Yavaşlayan küresel büyüme: riskler, fırsatlar …
Dünya borsaları hızlı bir başlangıç sonrası şubat ayına satıcılı başladı. Avrupa ekonomisinden gelen yavaşlama sinyalleri ile ABD ve Çin ticaret görüşmelerinin yavaş ilerlemesi, büyümeye duyarlı hisse senedi ve emtia piyasalarında kar satışlarına yol açtı.
Avrupa Birliğinin motoru konumunda olan Almanya, Fransa, İtalya ekonomilerinden gelen yavaşlama işaretleri sonrası AB komisyonu Avro bölgesi için 2019 büyüme tahminini %1.9’dan %1.3’e çekti. 2019 yılında Almanya’nın %1.1, Fransa’nın %1.3, İtalya’nın %0.2 büyümesi bekleniyor.
Ekonomide sert iniş endişeleriyle Avro bölgesi hisse senetleri şubat ayında %3’e yakın değer kaybederken 10 yıllık Alman tahvil faizleri %0.1 ile 2016 yılından bugüne gördüğü en düşük seviyelere geriledi.
Piyasaların moralini bozan diğer gelişme ABD Başkanı Trump’ın Çin’e şubat ayında yapacağı ziyareti ertelemesiydi. Trump’ın açıklamasının ABD - Çin arasındaki görüşmelerin yavaş ilerlemesi olarak görülmesi Asya borsalarında satışlara neden oldu. Çin geçen hafta yeni yıl tatilinde olduğu için negatif haber akışının piyasa etkisi bu hafta görülecek.
Avrupa büyümesinin sert bir şekilde yavaşlaması Türkiye’yi iki kanaldan vurabilir: (i) Ağustos ayında yaşanan kur şoku sonrası Türkiye ekonomisindeki dışa dönük dengelenme süreci zorlaşabilir; (ii) Avrupa ekonomisinde sert iniş endişesi doların küresel olarak güçlendirerek Türk lirasının değer kazanma sürecini tersine çevirebilir.
Avrupa ülkeleri toplam ihracatımızın %50’sini oluşturarak Türkiye’nin dışa dönük yeniden dengelenme sürecinde baş rolü oynuyor.
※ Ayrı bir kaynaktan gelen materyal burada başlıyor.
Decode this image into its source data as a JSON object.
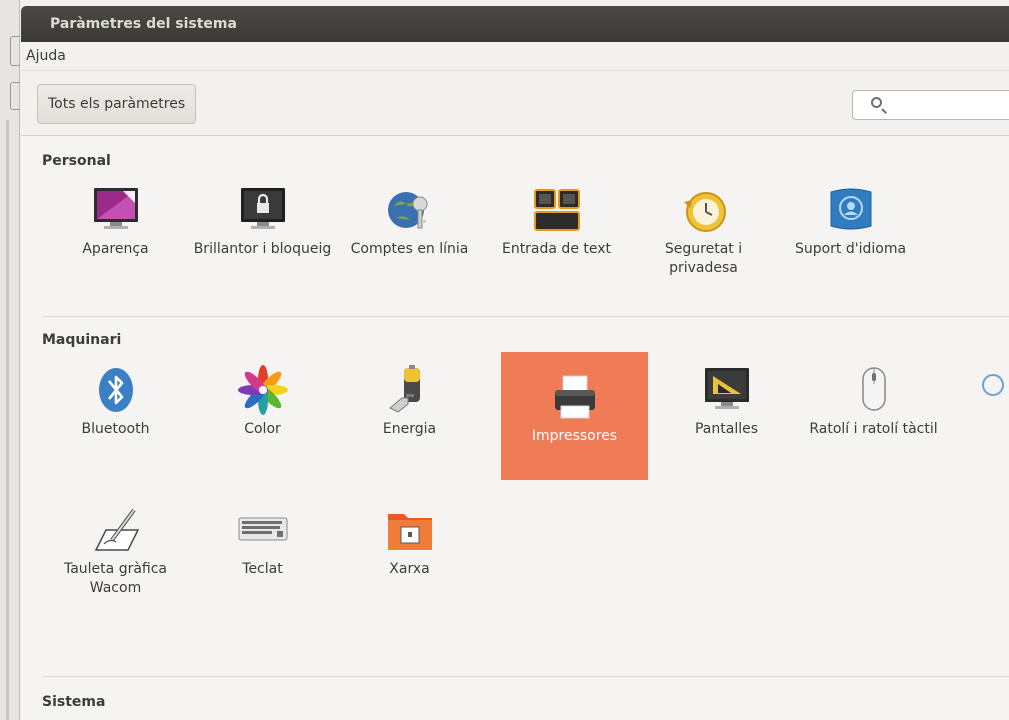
{
  "window": {
    "title": "Paràmetres del sistema"
  },
  "menubar": {
    "help": "Ajuda"
  },
  "toolbar": {
    "all_settings": "Tots els paràmetres",
    "search_placeholder": ""
  },
  "sections": {
    "personal": {
      "title": "Personal",
      "items": [
        {
          "label": "Aparença",
          "icon": "appearance-icon"
        },
        {
          "label": "Brillantor i bloqueig",
          "icon": "brightness-lock-icon"
        },
        {
          "label": "Comptes en línia",
          "icon": "online-accounts-icon"
        },
        {
          "label": "Entrada de text",
          "icon": "text-entry-icon"
        },
        {
          "label": "Seguretat i privadesa",
          "icon": "security-privacy-icon"
        },
        {
          "label": "Suport d'idioma",
          "icon": "language-support-icon"
        }
      ]
    },
    "hardware": {
      "title": "Maquinari",
      "items": [
        {
          "label": "Bluetooth",
          "icon": "bluetooth-icon"
        },
        {
          "label": "Color",
          "icon": "color-icon"
        },
        {
          "label": "Energia",
          "icon": "power-icon"
        },
        {
          "label": "Impressores",
          "icon": "printer-icon"
        },
        {
          "label": "Pantalles",
          "icon": "displays-icon"
        },
        {
          "label": "Ratolí i ratolí tàctil",
          "icon": "mouse-icon"
        },
        {
          "label": "Tauleta gràfica Wacom",
          "icon": "wacom-tablet-icon"
        },
        {
          "label": "Teclat",
          "icon": "keyboard-icon"
        },
        {
          "label": "Xarxa",
          "icon": "network-icon"
        }
      ]
    },
    "system": {
      "title": "Sistema"
    }
  },
  "colors": {
    "selection": "#f07c57",
    "titlebar": "#3b3a36"
  }
}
Otomotiv, beyaz eşya gibi büyümeye duyarlı ürünlerin payının yüksek oluşu Avrupa ekonomisinde sert iniş senaryosunun Türkiye’ye maliyetini artırıyor. Avro bölgesi büyümesinin %1-%1.3 bandına gerilemesi 2019 yılında Türkiye için öngördüğümüz %1.0 büyüme tahminimizde aşağı yönlü riskleri (-%0.3 - %0.5) artırabilir.
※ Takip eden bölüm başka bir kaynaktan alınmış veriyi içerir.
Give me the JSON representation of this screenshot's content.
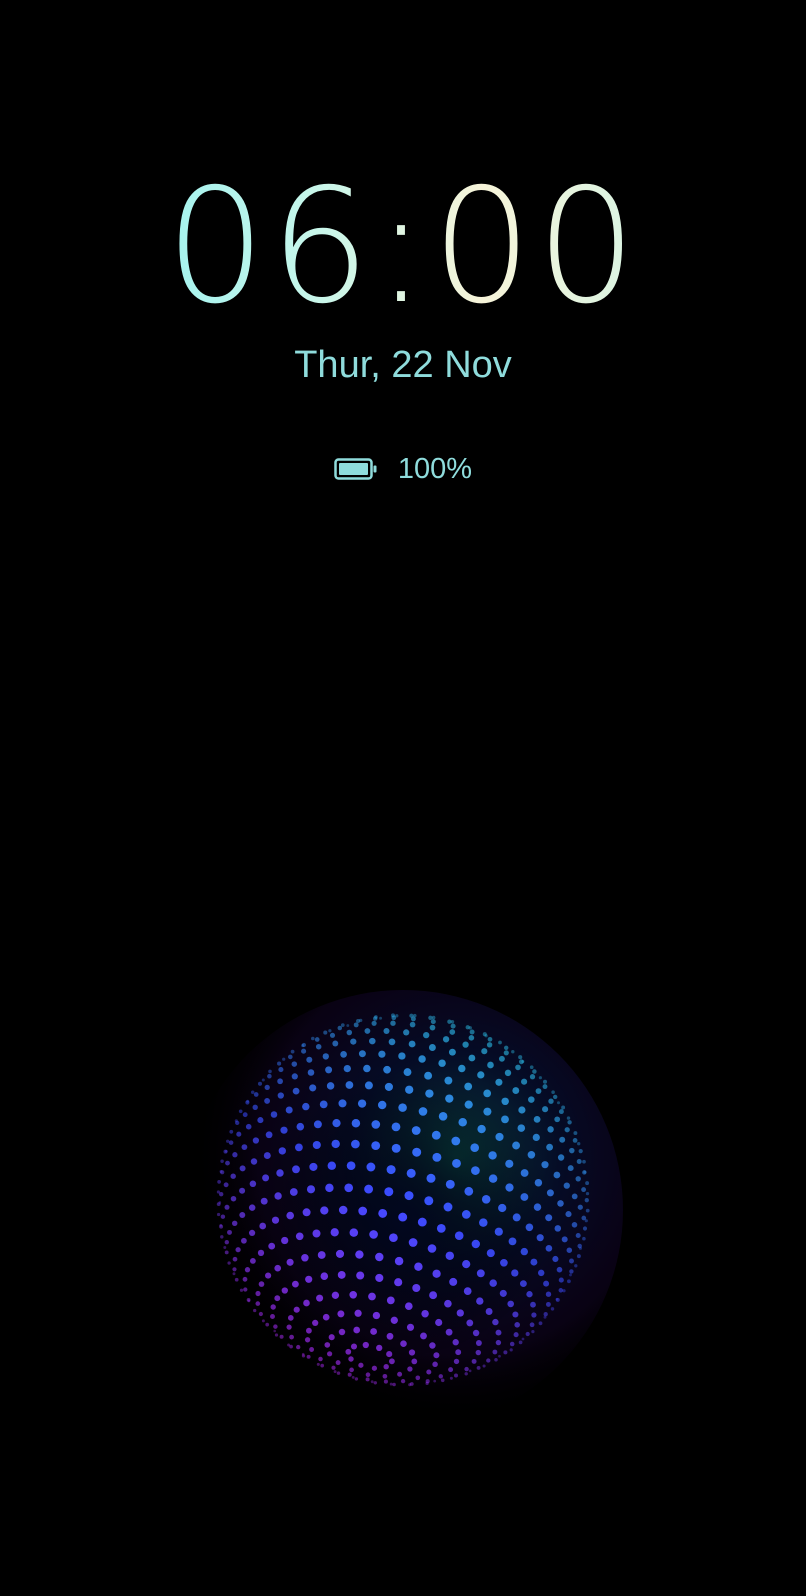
{
  "lockscreen": {
    "time": "06:00",
    "date": "Thur, 22 Nov",
    "battery": {
      "icon": "battery-full-icon",
      "percent_label": "100%",
      "level": 1.0
    }
  },
  "colors": {
    "background": "#000000",
    "text_accent": "#8fdcdc",
    "orb_cyan": "#27f0e6",
    "orb_blue": "#3a4cff",
    "orb_magenta": "#d21cf0"
  }
}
Avrupa büyümesinin sert bir şekilde yavaşlamasının Türkiye’yi dolaylı olarak kur cephesinden vurabilir. Türkiye varlıklarında ocak ayında yaşanan yükselişin arkasında Fed’in güvercin taklası sonrasında doların küresel olarak değer kaybetmesi yatıyordu. Zayıf Avrupa ekonomisi doların güçlenmesini destekleyerek Türk lirasındaki değer kazanma sürecini tersine çevirebilir.
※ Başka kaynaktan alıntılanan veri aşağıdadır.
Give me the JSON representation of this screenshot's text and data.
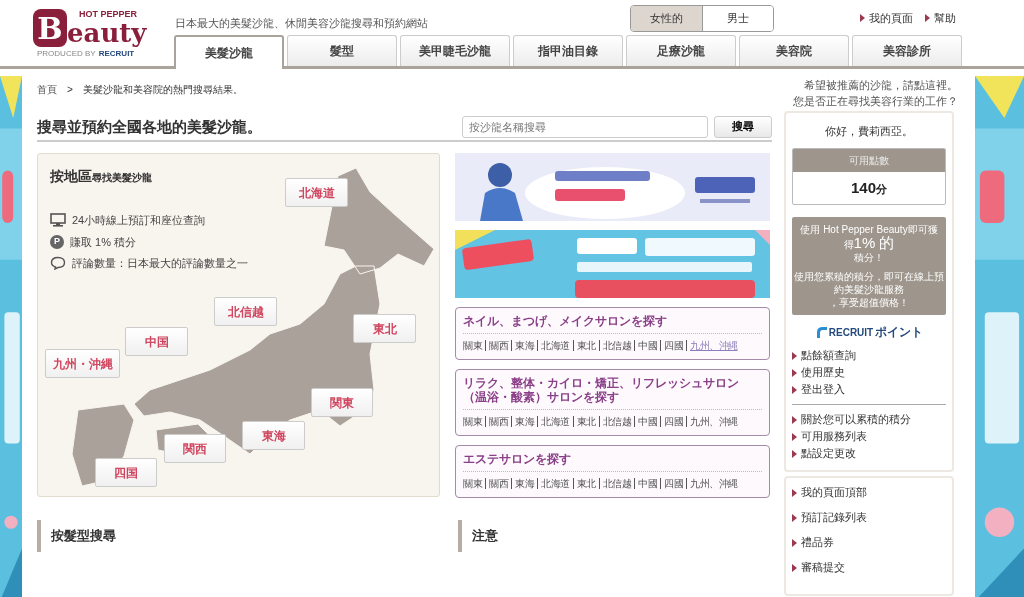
{
  "header": {
    "logo": {
      "brand_top": "HOT PEPPER",
      "initial": "B",
      "brand_rest": "eauty",
      "produced_by": "PRODUCED BY",
      "company": "RECRUIT"
    },
    "tagline": "日本最大的美髮沙龍、休閒美容沙龍搜尋和預約網站",
    "gender_toggle": [
      {
        "label": "女性的",
        "selected": true
      },
      {
        "label": "男士",
        "selected": false
      }
    ],
    "links": [
      "我的頁面",
      "幫助"
    ]
  },
  "tabs": [
    {
      "label": "美髮沙龍",
      "selected": true
    },
    {
      "label": "髮型",
      "selected": false
    },
    {
      "label": "美甲睫毛沙龍",
      "selected": false
    },
    {
      "label": "指甲油目錄",
      "selected": false
    },
    {
      "label": "足療沙龍",
      "selected": false
    },
    {
      "label": "美容院",
      "selected": false
    },
    {
      "label": "美容診所",
      "selected": false
    }
  ],
  "breadcrumb": {
    "items": [
      "首頁",
      "美髮沙龍和美容院的熱門搜尋結果。"
    ],
    "separator": ">"
  },
  "notices": [
    "希望被推薦的沙龍，請點這裡。",
    "您是否正在尋找美容行業的工作？"
  ],
  "heading": "搜尋並預約全國各地的美髮沙龍。",
  "search": {
    "placeholder": "按沙龍名稱搜尋",
    "button": "搜尋"
  },
  "map_card": {
    "title": "按地區",
    "subtitle": "尋找美髮沙龍",
    "features": [
      {
        "kind": "monitor",
        "text": "24小時線上預訂和座位查詢"
      },
      {
        "kind": "points",
        "icon_text": "P",
        "text": "賺取 1% 積分"
      },
      {
        "kind": "comment",
        "text": "評論數量：日本最大的評論數量之一"
      }
    ],
    "regions": [
      "北海道",
      "中国",
      "九州・沖縄",
      "北信越",
      "東北",
      "関東",
      "東海",
      "関西",
      "四国"
    ]
  },
  "salon_boxes": [
    {
      "title": "ネイル、まつげ、メイクサロンを探す",
      "regions": [
        {
          "label": "關東",
          "visited": false
        },
        {
          "label": "關西",
          "visited": false
        },
        {
          "label": "東海",
          "visited": false
        },
        {
          "label": "北海道",
          "visited": false
        },
        {
          "label": "東北",
          "visited": false
        },
        {
          "label": "北信越",
          "visited": false
        },
        {
          "label": "中國",
          "visited": false
        },
        {
          "label": "四國",
          "visited": false
        },
        {
          "label": "九州、沖縄",
          "visited": true
        }
      ]
    },
    {
      "title": "リラク、整体・カイロ・矯正、リフレッシュサロン（温浴・酸素）サロンを探す",
      "regions": [
        {
          "label": "關東",
          "visited": false
        },
        {
          "label": "關西",
          "visited": false
        },
        {
          "label": "東海",
          "visited": false
        },
        {
          "label": "北海道",
          "visited": false
        },
        {
          "label": "東北",
          "visited": false
        },
        {
          "label": "北信越",
          "visited": false
        },
        {
          "label": "中國",
          "visited": false
        },
        {
          "label": "四國",
          "visited": false
        },
        {
          "label": "九州、沖縄",
          "visited": false
        }
      ]
    },
    {
      "title": "エステサロンを探す",
      "regions": [
        {
          "label": "關東",
          "visited": false
        },
        {
          "label": "關西",
          "visited": false
        },
        {
          "label": "東海",
          "visited": false
        },
        {
          "label": "北海道",
          "visited": false
        },
        {
          "label": "東北",
          "visited": false
        },
        {
          "label": "北信越",
          "visited": false
        },
        {
          "label": "中國",
          "visited": false
        },
        {
          "label": "四國",
          "visited": false
        },
        {
          "label": "九州、沖縄",
          "visited": false
        }
      ]
    }
  ],
  "sections": [
    "按髮型搜尋",
    "注意"
  ],
  "sidebar": {
    "greeting": "你好，費莉西亞。",
    "points": {
      "label": "可用點數",
      "value": "140",
      "unit": "分"
    },
    "promo": {
      "intro": "使用 Hot Pepper Beauty即可獲",
      "small": "得",
      "highlight": "1% 的",
      "outro": "積分！",
      "note": "使用您累積的積分，即可在線上預約美髮沙龍服務",
      "note_end": "，享受超值價格！"
    },
    "point_logo": {
      "company": "RECRUIT",
      "suffix": "ポイント"
    },
    "point_links": [
      "點餘額查詢",
      "使用歷史",
      "登出登入"
    ],
    "info_links": [
      "關於您可以累積的積分",
      "可用服務列表",
      "點設定更改"
    ],
    "account_links": [
      "我的頁面頂部",
      "預訂記錄列表",
      "禮品券",
      "審稿提交"
    ]
  }
}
Lafı çok uzatmadan toparlayalım. Büyüme üzerinde aşağı yönlü risklerin arttığı mevcut ortam küresel olarak hisse senedinden çok tahvil piyasasını destekliyor. Ocak ayındaki hızlı çıkış sonrasında Şubat ayında dünya borsalarında kar satışları devam edebilir.
Avrupa ekonomisinde sert iniş Türkiye ekonomindeki dışa dönük dengelenme ve Türk lirasının güçlenmesi sürecini tehdit ederek Türk lirası cinsi varlıklar üzerindeki riskleri artırıyor. Buna karşın düşük faiz ortamı yabancı yatırımcılar için Türkiye devletinin, bankaların ve büyük şirketlerin euro-tahvillerinin cazibesini artırıyor.